Coach Chesswick
Snapshot — recent win vs spajkm
Nice finish: you turned active piece play and a kingside initiative into a decisive tactical blow. Black's attempt to generate counterplay on the queenside left their king vulnerable; you exploited it quickly and cleanly.
- Key moment: after Black took on e4, you found the queen sortie to the b-file and then removed the defender on e7 — forcing resignation.
- Style note: aggressive pawn play (the h-pawn advance) plus quick development paid off — you kept the pressure and didn’t give Black time to coordinate.
Replay the final phase:
What you’re doing well
- Opening repertoire consistency — you get comfortable, repeatable positions (strong results in the Modern and many Caro‑Kann lines). Keep that foundation — it gives you a reliable middlegame out of the opening.

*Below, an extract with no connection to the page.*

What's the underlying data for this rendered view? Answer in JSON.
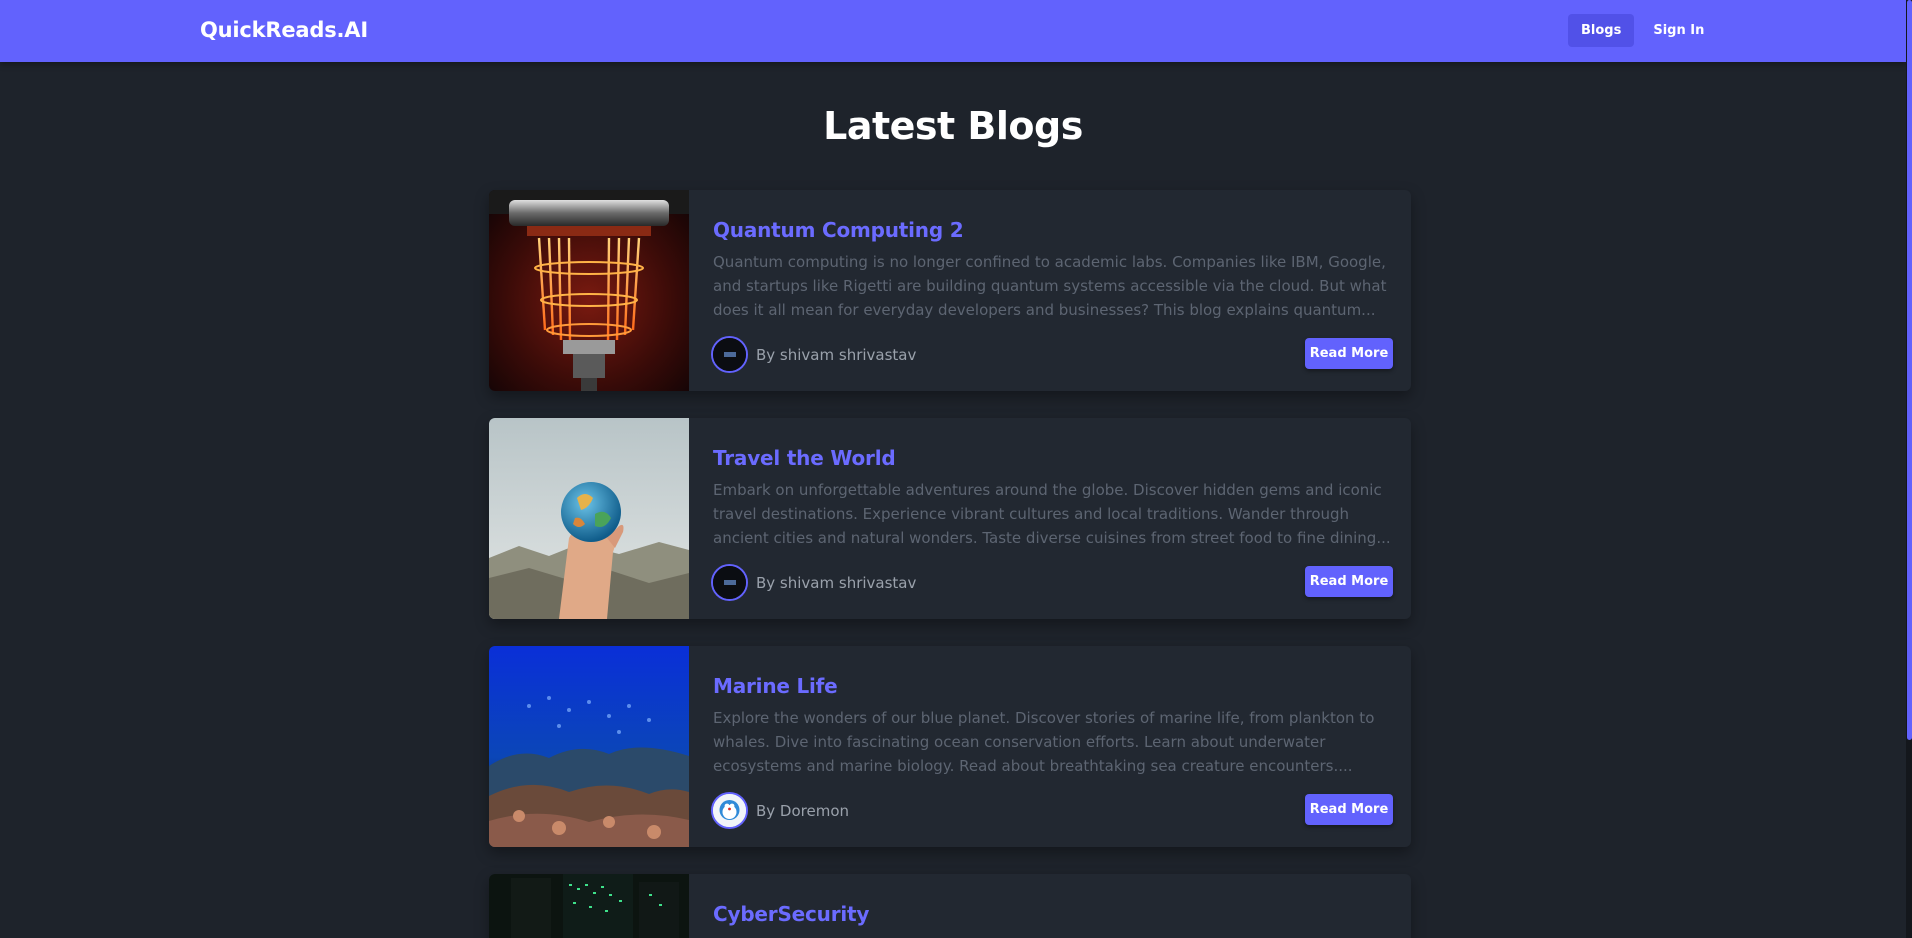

- King‑side play and attacking instincts — in several recent wins (for example vs JazzyAtom) you created threats quickly with pawn storms and piece pressure on the enemy king.
- Conversion and endgame technique — the game vs JackRodgers shows you can convert small advantages into full points with accurate rook/pawn play and passed pawns.
- Momentum and form — your recent rating slope and long‑term trend (strong 6‑ and 12‑month gains) shows you’re improving consistently. Keep that momentum.
Recurring weaknesses to target
- Tactical hygiene in messy positions — you win many tactical fights, but when positions become double‑edged there are occasional oversights. Drill calculation patterns (double attacks, forks, discovered checks).
- Overextending pawns without a concrete plan — the kingside pawn pushes often create attacking chances but can also leave squares for enemy pieces. Before pushing, ask: “What piece will occupy the newly created square?”
- Time allocation in critical moments — in some games you make good practical choices quickly; in others you could spend a bit more time on move order and concrete captures when the position is sharp.
- Transitions (middlegame → endgame) — sometimes simplification decisions are made too early or too late. Work on recognizing when to trade into a winning endgame and the correct way to do it (opposition, active rook, passed pawns).
Concrete 4‑week improvement plan
- Daily tactics (20–30 minutes): focus on calculation and pattern recognition (pins, forks, skewers, discovered attacks). Use mixed difficulty; track your accuracy each week.
- Endgame fundamentals (3 sessions/week): spend 30–40 minutes on core rook and pawn endings (Lucena/Philidor), basic king + pawn vs king, and conversion techniques you saw in the JackRodgers game.
- One deep game review (3× per week): pick a recent win, draw, and loss. Do a 15–20 minute self‑analysis before checking with an engine — write down candidate moves and plans, then compare with the engine to learn why a move was better/worse.
- Opening hygiene (2 sessions/week): refine your go‑to lines (keep what’s working in your Caro‑Kann/Modern repertoire, patch obvious sidelines). Work on typical pawn breaks and a couple of key move orders to avoid transposition pitfalls.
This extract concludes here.